Saturday, February 11, 2012

Rights and Governments

It has long been said that the Constitution does not grant your rights; even the enumerated ones. It doesn’t even give us a guarantee that they will protect our rights from anybody else who might want to deprive us of them. It only says that the Federal government is not allowed to interfere with them themselves and defending our rights beyond that is pretty much up to us. In seeing this point I look at Jefferson, a man among many who distrusted government, stating in the Declaration of Independence that the purpose of government is to defend our most sacred rights. I suppose that while that's true I kind of have to wonder who is supposed to guard the government while they guard our rights?

In modern politics the mistake a lot of people make is the thought that if something, like food or healthcare or housing, is called a right, it obligates the government and taxpayers to pay for it. So you get these odd statements like "You have no right to food!" This is an actual quote of a politician. The apparent solution to this is to say a bunch of things are not rights, which are necessary components to life, without which you would die and your right to life would thus be denied. The proper statement to make would be; “Of course you have the right to food! You just don’t have the right to take money from other people using the force of law to pay for it.” So, if you continue to tell people what their rights are and are not, particularly those critical to the sustenance of their lives, you can expect to lose a lot of elections.

The other side of this coin is the more proper consideration that everything you can think to do under the sun that causes no harm to anybody else is a right.
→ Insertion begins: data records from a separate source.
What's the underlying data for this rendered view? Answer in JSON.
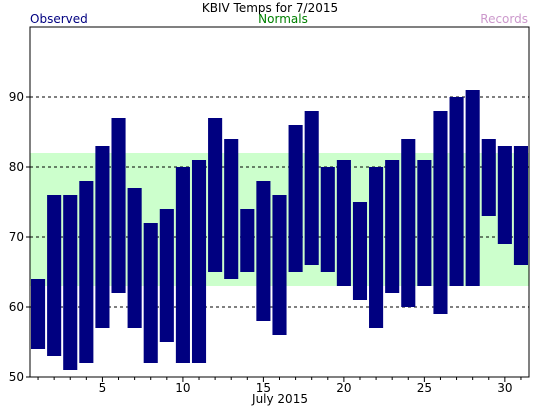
{
  "chart_data": {
    "type": "bar",
    "subtype": "floating-range",
    "title": "KBIV Temps for 7/2015",
    "legend": {
      "observed": "Observed",
      "normals": "Normals",
      "records": "Records"
    },
    "xlabel": "July 2015",
    "x_ticks": [
      5,
      10,
      15,
      20,
      25,
      30
    ],
    "y_ticks": [
      50,
      60,
      70,
      80,
      90
    ],
    "xlim": [
      0.5,
      31.5
    ],
    "ylim": [
      50,
      100
    ],
    "grid": "horizontal dashed at y ticks",
    "colors": {
      "observed": "#000080",
      "normals": "#ccffcc",
      "normals_label": "#008000",
      "records_label": "#cc99cc",
      "observed_label": "#000080"
    },
    "series": [
      {
        "name": "Observed",
        "days": [
          1,
          2,
          3,
          4,
          5,
          6,
          7,
          8,
          9,
          10,
          11,
          12,
          13,
          14,
          15,
          16,
          17,
          18,
          19,
          20,
          21,
          22,
          23,
          24,
          25,
          26,
          27,
          28,
          29,
          30,
          31
        ],
        "low": [
          54,
          53,
          51,
          52,
          57,
          62,
          57,
          52,
          55,
          52,
          52,
          65,
          64,
          65,
          58,
          56,
          65,
          66,
          65,
          63,
          61,
          57,
          62,
          60,
          63,
          59,
          63,
          63,
          73,
          69,
          66
        ],
        "high": [
          64,
          76,
          76,
          78,
          83,
          87,
          77,
          72,
          74,
          80,
          81,
          87,
          84,
          74,
          78,
          76,
          86,
          88,
          80,
          81,
          75,
          80,
          81,
          84,
          81,
          88,
          90,
          91,
          84,
          83,
          83
        ]
      },
      {
        "name": "Normals",
        "low": 63,
        "high": 82
      }
    ]
  }
}
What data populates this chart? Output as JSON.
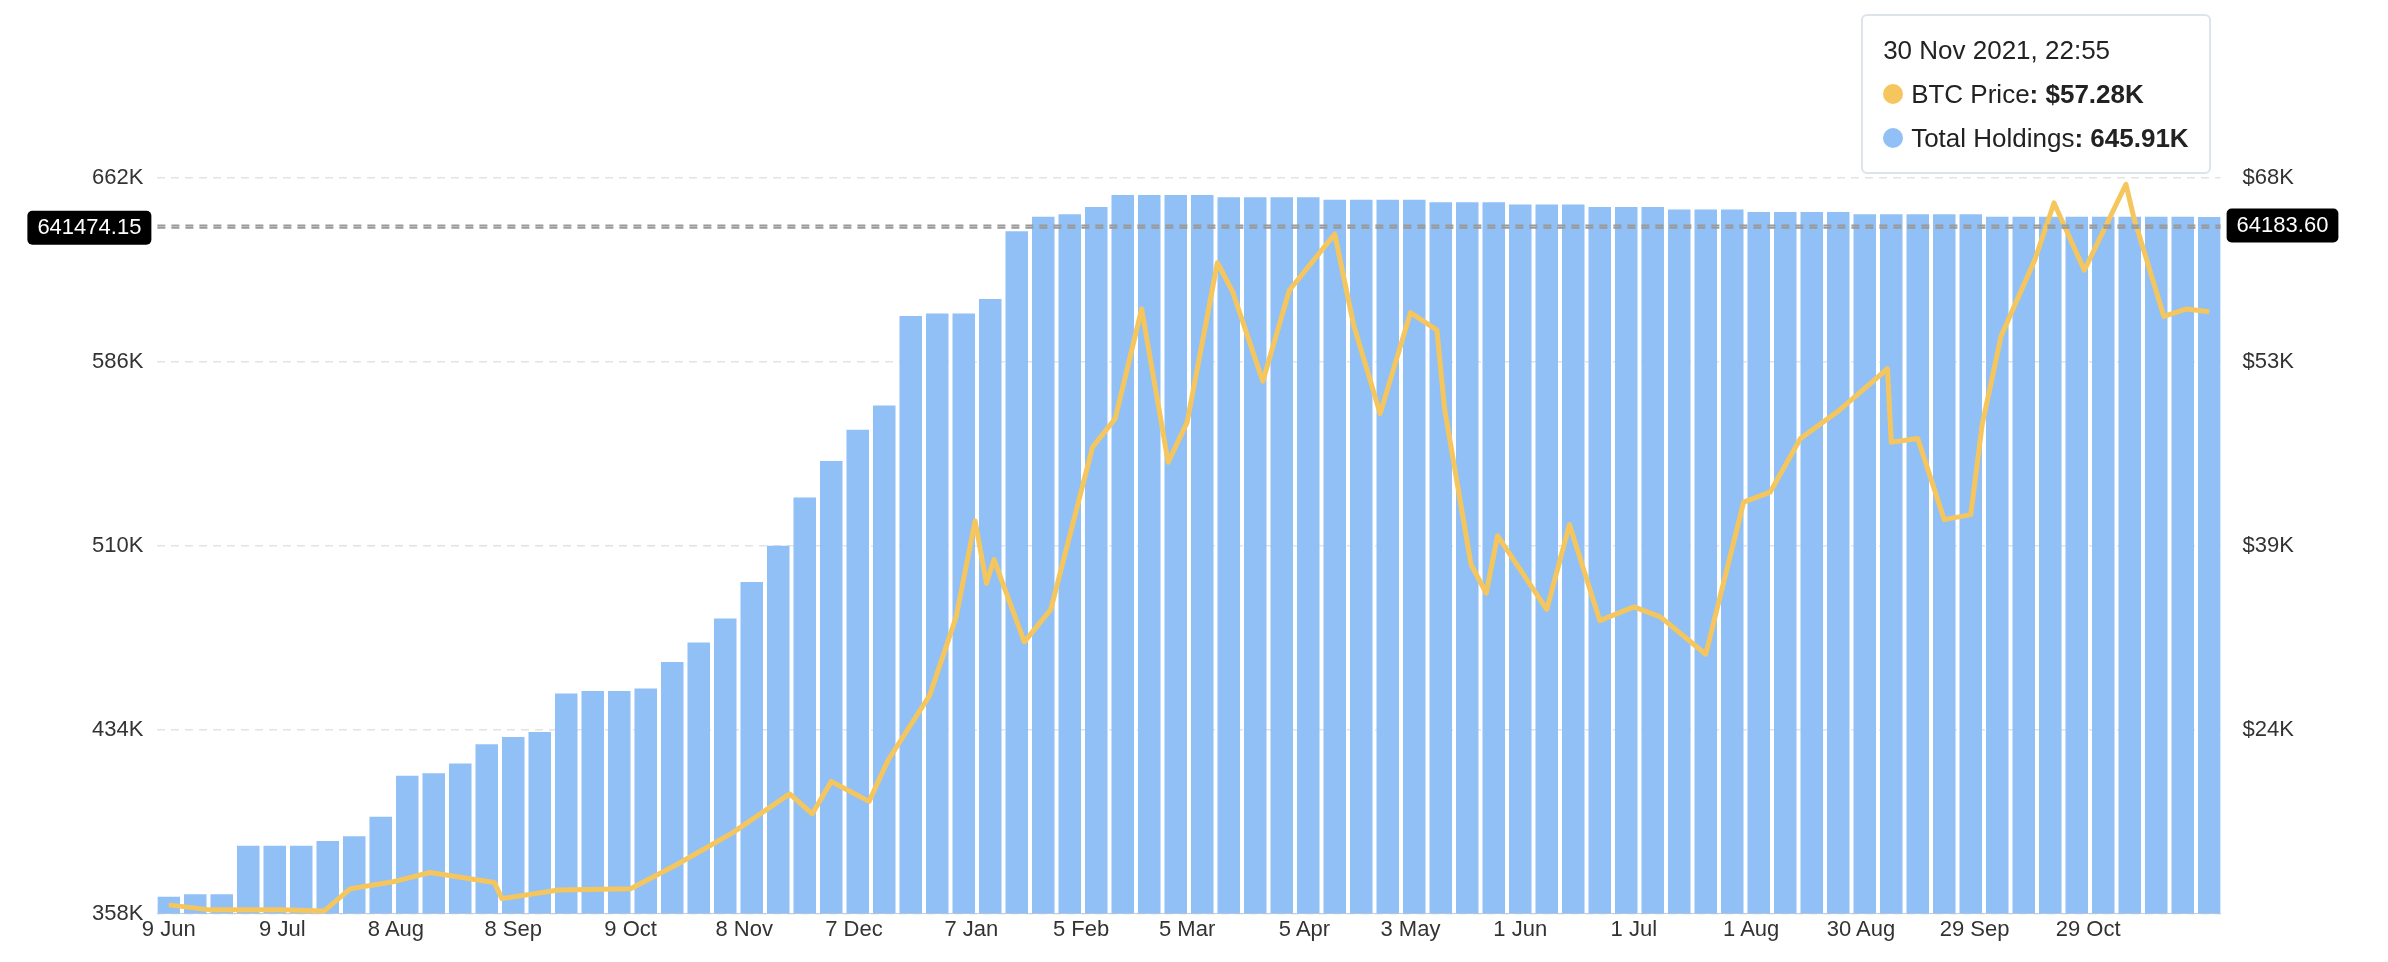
{
  "chart_data": {
    "type": "bar",
    "x": [
      "2020-06-09",
      "2020-06-16",
      "2020-06-23",
      "2020-06-30",
      "2020-07-07",
      "2020-07-14",
      "2020-07-21",
      "2020-07-28",
      "2020-08-04",
      "2020-08-11",
      "2020-08-18",
      "2020-08-25",
      "2020-09-01",
      "2020-09-08",
      "2020-09-15",
      "2020-09-22",
      "2020-09-29",
      "2020-10-06",
      "2020-10-13",
      "2020-10-20",
      "2020-10-27",
      "2020-11-03",
      "2020-11-10",
      "2020-11-17",
      "2020-11-24",
      "2020-12-01",
      "2020-12-08",
      "2020-12-15",
      "2020-12-22",
      "2020-12-29",
      "2021-01-05",
      "2021-01-12",
      "2021-01-19",
      "2021-01-26",
      "2021-02-02",
      "2021-02-09",
      "2021-02-16",
      "2021-02-23",
      "2021-03-02",
      "2021-03-09",
      "2021-03-16",
      "2021-03-23",
      "2021-03-30",
      "2021-04-06",
      "2021-04-13",
      "2021-04-20",
      "2021-04-27",
      "2021-05-04",
      "2021-05-11",
      "2021-05-18",
      "2021-05-25",
      "2021-06-01",
      "2021-06-08",
      "2021-06-15",
      "2021-06-22",
      "2021-06-29",
      "2021-07-06",
      "2021-07-13",
      "2021-07-20",
      "2021-07-27",
      "2021-08-03",
      "2021-08-10",
      "2021-08-17",
      "2021-08-24",
      "2021-08-31",
      "2021-09-07",
      "2021-09-14",
      "2021-09-21",
      "2021-09-28",
      "2021-10-05",
      "2021-10-12",
      "2021-10-19",
      "2021-10-26",
      "2021-11-02",
      "2021-11-09",
      "2021-11-16",
      "2021-11-23",
      "2021-11-30"
    ],
    "series": [
      {
        "name": "BTC Price",
        "type": "line",
        "axis": "y2",
        "color": "#f5c65d",
        "x": [
          "2020-06-09",
          "2020-06-20",
          "2020-07-09",
          "2020-07-20",
          "2020-07-27",
          "2020-08-08",
          "2020-08-17",
          "2020-09-03",
          "2020-09-05",
          "2020-09-20",
          "2020-10-09",
          "2020-10-21",
          "2020-11-05",
          "2020-11-20",
          "2020-11-26",
          "2020-12-01",
          "2020-12-11",
          "2020-12-16",
          "2020-12-27",
          "2021-01-03",
          "2021-01-08",
          "2021-01-11",
          "2021-01-13",
          "2021-01-21",
          "2021-01-28",
          "2021-02-08",
          "2021-02-14",
          "2021-02-21",
          "2021-02-28",
          "2021-03-05",
          "2021-03-13",
          "2021-03-17",
          "2021-03-25",
          "2021-04-01",
          "2021-04-13",
          "2021-04-18",
          "2021-04-25",
          "2021-05-03",
          "2021-05-10",
          "2021-05-12",
          "2021-05-19",
          "2021-05-23",
          "2021-05-26",
          "2021-06-08",
          "2021-06-14",
          "2021-06-22",
          "2021-07-01",
          "2021-07-08",
          "2021-07-20",
          "2021-07-30",
          "2021-08-06",
          "2021-08-14",
          "2021-08-24",
          "2021-09-06",
          "2021-09-07",
          "2021-09-14",
          "2021-09-21",
          "2021-09-28",
          "2021-10-01",
          "2021-10-06",
          "2021-10-15",
          "2021-10-20",
          "2021-10-28",
          "2021-11-08",
          "2021-11-10",
          "2021-11-18",
          "2021-11-24",
          "2021-11-30"
        ],
        "values": [
          9700,
          9300,
          9300,
          9200,
          11000,
          11600,
          12300,
          11500,
          10200,
          10900,
          11000,
          12900,
          15500,
          18600,
          17000,
          19600,
          18000,
          21300,
          26500,
          32800,
          40500,
          35500,
          37400,
          30800,
          33400,
          46400,
          48700,
          57500,
          45200,
          48400,
          61200,
          58900,
          51700,
          59000,
          63500,
          56200,
          49100,
          57200,
          55800,
          49500,
          37000,
          34700,
          39300,
          33400,
          40200,
          32500,
          33600,
          32800,
          29800,
          42000,
          42800,
          47100,
          49300,
          52700,
          46800,
          47100,
          40600,
          41000,
          48200,
          55300,
          61500,
          66000,
          60600,
          67500,
          64900,
          56900,
          57500,
          57280
        ]
      },
      {
        "name": "Total Holdings",
        "color": "#90c0f5",
        "values": [
          365000,
          366000,
          366000,
          386000,
          386000,
          386000,
          388000,
          390000,
          398000,
          415000,
          416000,
          420000,
          428000,
          431000,
          433000,
          449000,
          450000,
          450000,
          451000,
          462000,
          470000,
          480000,
          495000,
          510000,
          530000,
          545000,
          558000,
          568000,
          605000,
          606000,
          606000,
          612000,
          640000,
          646000,
          647000,
          650000,
          655000,
          655000,
          655000,
          655000,
          654000,
          654000,
          654000,
          654000,
          653000,
          653000,
          653000,
          653000,
          652000,
          652000,
          652000,
          651000,
          651000,
          651000,
          650000,
          650000,
          650000,
          649000,
          649000,
          649000,
          648000,
          648000,
          648000,
          648000,
          647000,
          647000,
          647000,
          647000,
          647000,
          646000,
          646000,
          646000,
          646000,
          646000,
          646000,
          646000,
          646000,
          645910
        ]
      }
    ],
    "xlim": [
      "2020-06-06",
      "2021-12-03"
    ],
    "xticks": [
      {
        "value": "2020-06-09",
        "label": "9 Jun"
      },
      {
        "value": "2020-07-09",
        "label": "9 Jul"
      },
      {
        "value": "2020-08-08",
        "label": "8 Aug"
      },
      {
        "value": "2020-09-08",
        "label": "8 Sep"
      },
      {
        "value": "2020-10-09",
        "label": "9 Oct"
      },
      {
        "value": "2020-11-08",
        "label": "8 Nov"
      },
      {
        "value": "2020-12-07",
        "label": "7 Dec"
      },
      {
        "value": "2021-01-07",
        "label": "7 Jan"
      },
      {
        "value": "2021-02-05",
        "label": "5 Feb"
      },
      {
        "value": "2021-03-05",
        "label": "5 Mar"
      },
      {
        "value": "2021-04-05",
        "label": "5 Apr"
      },
      {
        "value": "2021-05-03",
        "label": "3 May"
      },
      {
        "value": "2021-06-01",
        "label": "1 Jun"
      },
      {
        "value": "2021-07-01",
        "label": "1 Jul"
      },
      {
        "value": "2021-08-01",
        "label": "1 Aug"
      },
      {
        "value": "2021-08-30",
        "label": "30 Aug"
      },
      {
        "value": "2021-09-29",
        "label": "29 Sep"
      },
      {
        "value": "2021-10-29",
        "label": "29 Oct"
      }
    ],
    "ylim": [
      358000,
      662000
    ],
    "yticks": [
      {
        "value": 358000,
        "label": "358K"
      },
      {
        "value": 434000,
        "label": "434K"
      },
      {
        "value": 510000,
        "label": "510K"
      },
      {
        "value": 586000,
        "label": "586K"
      },
      {
        "value": 662000,
        "label": "662K"
      }
    ],
    "y2lim": [
      9000,
      68000
    ],
    "y2ticks": [
      {
        "value": 23750,
        "label": "$24K"
      },
      {
        "value": 38500,
        "label": "$39K"
      },
      {
        "value": 53250,
        "label": "$53K"
      },
      {
        "value": 68000,
        "label": "$68K"
      }
    ],
    "ref_lines": [
      {
        "axis": "y",
        "value": 641474.15,
        "label": "641474.15",
        "color": "#999999",
        "line_style": "dashed"
      },
      {
        "axis": "y2",
        "value": 64183.6,
        "label": "64183.60",
        "color": "#999999",
        "line_style": "dashed"
      }
    ],
    "annotations": [
      "30 Nov 2021, 22:55",
      ": $57.28K",
      ": 645.91K"
    ],
    "grid": "y",
    "legend": "top right"
  }
}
It’s called freedom. The big problem with this in the definitions used in modern politics is that by calling everything a right and making the government provide all of that to you, is catastrophically expensive to everyone paying the bill. Even worse than that though, the government is then free to regulate all of your human rights, which in turn makes them not your rights.

Life is a horrible prospect when you are totally dependent on others to sustain it because you become beholden to them to return the favor. This is the illusion of freedom but is really just another form of tyranny. They have made the assumption that just because you call it a right, the government and taxpayers are obligated to foot the bill, which is clearly no more true on the left than it was on the right. In other words, just because I have the right to listen to Led Zeppelin in my pursuit of happiness does not mean the government should be on the hook for a copy of Physical Graffiti and an MP3 player.
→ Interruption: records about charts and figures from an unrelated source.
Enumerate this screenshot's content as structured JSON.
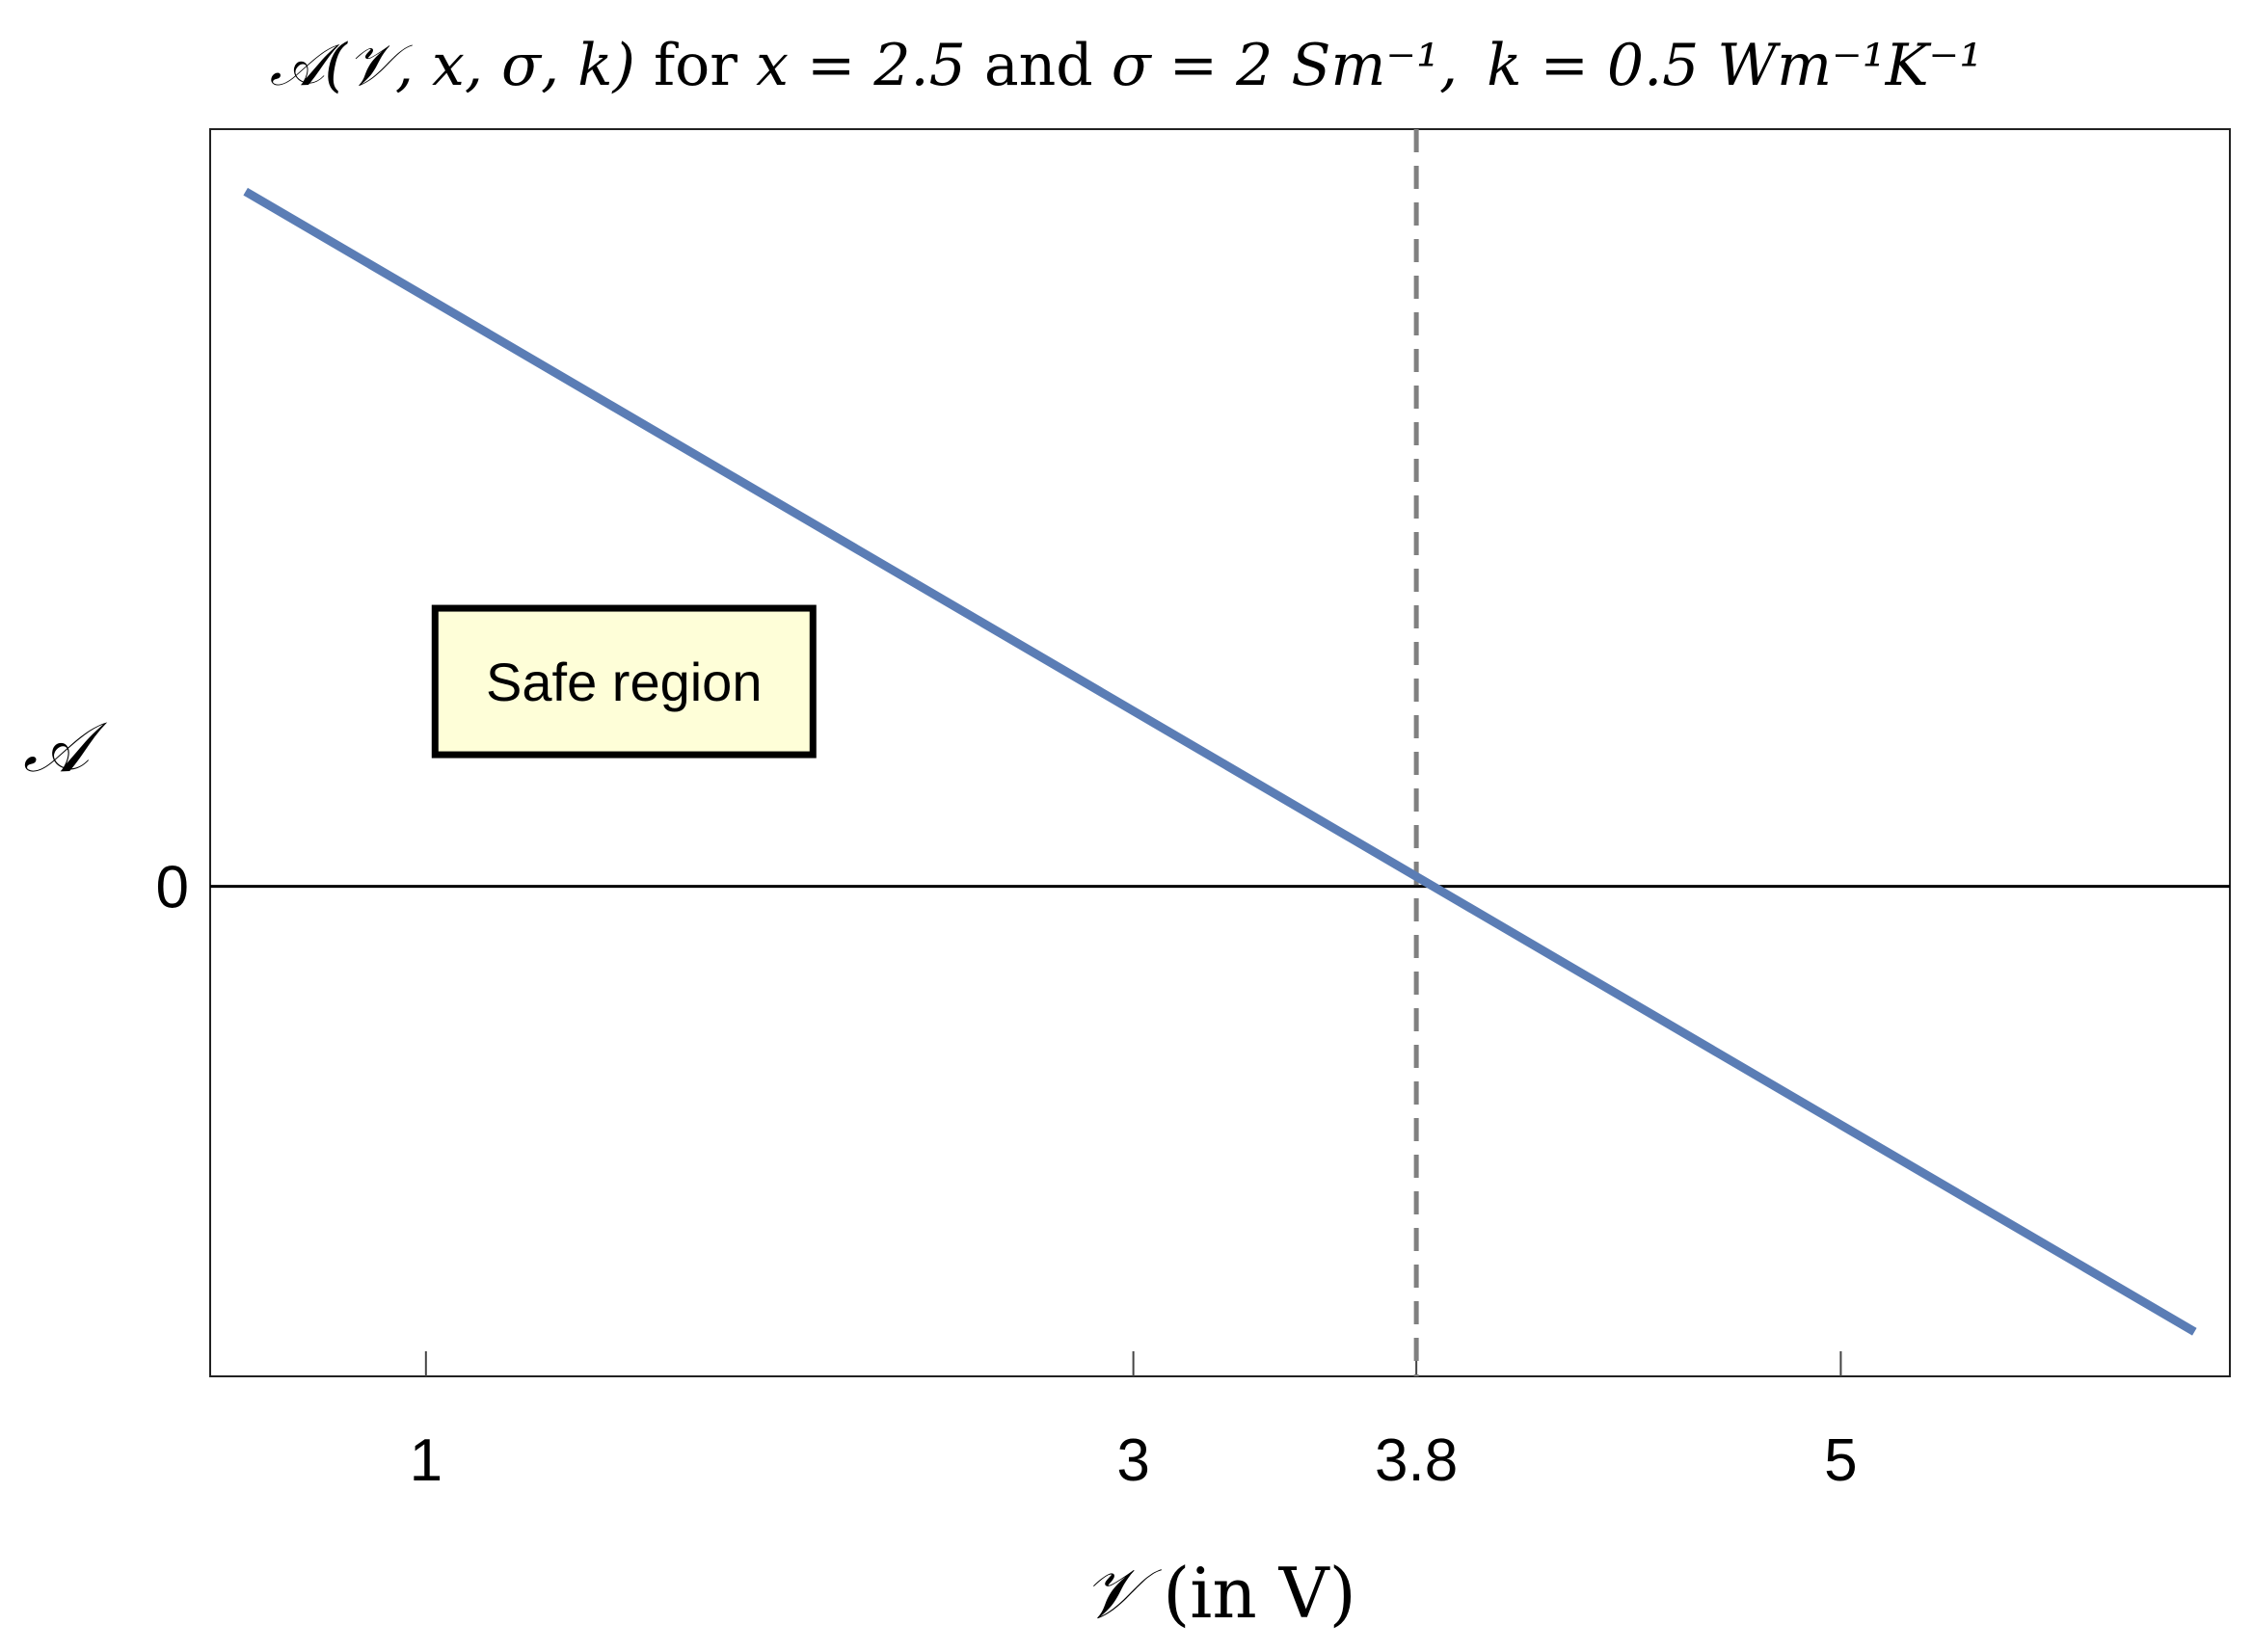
{
  "chart_data": {
    "type": "line",
    "title": {
      "func": "𝒜(𝒱, x, σ, k)",
      "for": " for ",
      "xeq": "x = 2.5",
      "and": " and ",
      "sigmaeq": "σ = 2 Sm⁻¹,",
      "keq": "k = 0.5 Wm⁻¹K⁻¹"
    },
    "xlabel": {
      "symbol": "𝒱",
      "unit": " (in V)"
    },
    "ylabel": "𝒜",
    "xlim": [
      0.39,
      6.1
    ],
    "ylim": [
      -1.1,
      1.7
    ],
    "x_ticks": [
      {
        "value": 1,
        "label": "1"
      },
      {
        "value": 3,
        "label": "3"
      },
      {
        "value": 3.8,
        "label": "3.8"
      },
      {
        "value": 5,
        "label": "5"
      }
    ],
    "y_ticks": [
      {
        "value": 0,
        "label": "0"
      }
    ],
    "series": [
      {
        "x": [
          0.49,
          6.0
        ],
        "y": [
          1.56,
          -1.0
        ],
        "color": "#5b7db5"
      }
    ],
    "reference_lines": {
      "horizontal_y": 0,
      "vertical_x": 3.8,
      "vertical_style": "dashed",
      "vertical_color": "#808080"
    },
    "annotation": {
      "text": "Safe region",
      "x": 1.56,
      "y": 0.46,
      "fill": "#fefed8"
    },
    "grid": false
  }
}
So it seems to me the flaw on both sides is the acceptance of the premise that the government is somehow fiscally responsible for our rights. The responsibility for the payment of all expenses incurred by the exercise of your rights has to be delivered by nobody but you! To believe someone else has to pay for your rights takes the concept of God given rights away from you and subjugates it to the almighty yet increasingly scarce taxpayer dollar distributed by the almighty government.

This misconception I think, traces back to the consideration espoused by Jefferson that governments are instituted among men to secure our rights. It is true, however I invite your to take a look around the modern world and you will see all the evidence of what clever propagandists can do with the wisdom of such a statement twisted out of context. To secure them, yes. To pay for them at the expense of someone else? No.

There is a quote that might be mistakenly attributed to George Washington in fairly broad circulation these days. Regardless of if Washington originally said it or not, it is still true that, "Government is not reason, nor eloquence; it is force. And like fire, it is a dangerous servant and a fearsome master." Yet to this day subsequent politicians absolutely insist this dangerous force be put in charge of providing our rights, with the taxpayers left to foot the bill for every single thing under the sun which you have a right to do under the pursuit of happiness and right to life. I can’t think of anything more shortsighted and outright stupid than to do such a thing. Nor can I think of a way to more quickly hand over your rights to a tyrant.

Even as postulated, under our Constitution we've had violations of human rights in this country up to and including genocide. This is not a, "blame America, bash America," argument in any way. Nor is it a statement that I could have done any better. Nor is it an endorsement of any other system. Nor is it a statement that Jefferson was in any way insincere. On the contrary he was a rather brilliant man. Giving him the further benefit of the doubt, with his education under consideration, he likely got the idea from another statesman from hundreds or even thousands of years before him. Still his sentence in the Declaration is where it begins to pertain to American politics.

His statement was not intended to be a declaration of rights. It was intended to lay the framework of a Declaration of Independence from a tyrant. The only people that it was legally binding on were the King and the colonists of 1776. However all too often people use it as a declaration of rights for the modern day American with the resulting placement of those rights in the hands of less than worthy men and women. The subsequent result is a tens of  trillions of dollars of debt, and the potential total loss of our rights to control the health of our very own bodies, through the force and fire of government intervening where it clearly doesn’t belong. Along with a government who couldn't recognize your rights if they were bitten in the ass by them; let alone respect or protect them.

That the government has the power to secure your rights, outside of the context within the Declaration of Independence casting off a tyrant, is a false and cleverly deceptive idea which makes good fodder for propaganda directed towards the eventual and subtle loss of your freedom. Your rights stand alone and exist only between you and your maker. Only you and that singular being in the universe whom you conceive to be your maker have any business in them. The government has no legitimate authority, force, function or business being involved with them. That is freedom.

Your rights exist with or without the government. They also exist with or without Mister Jefferson’s permission or support.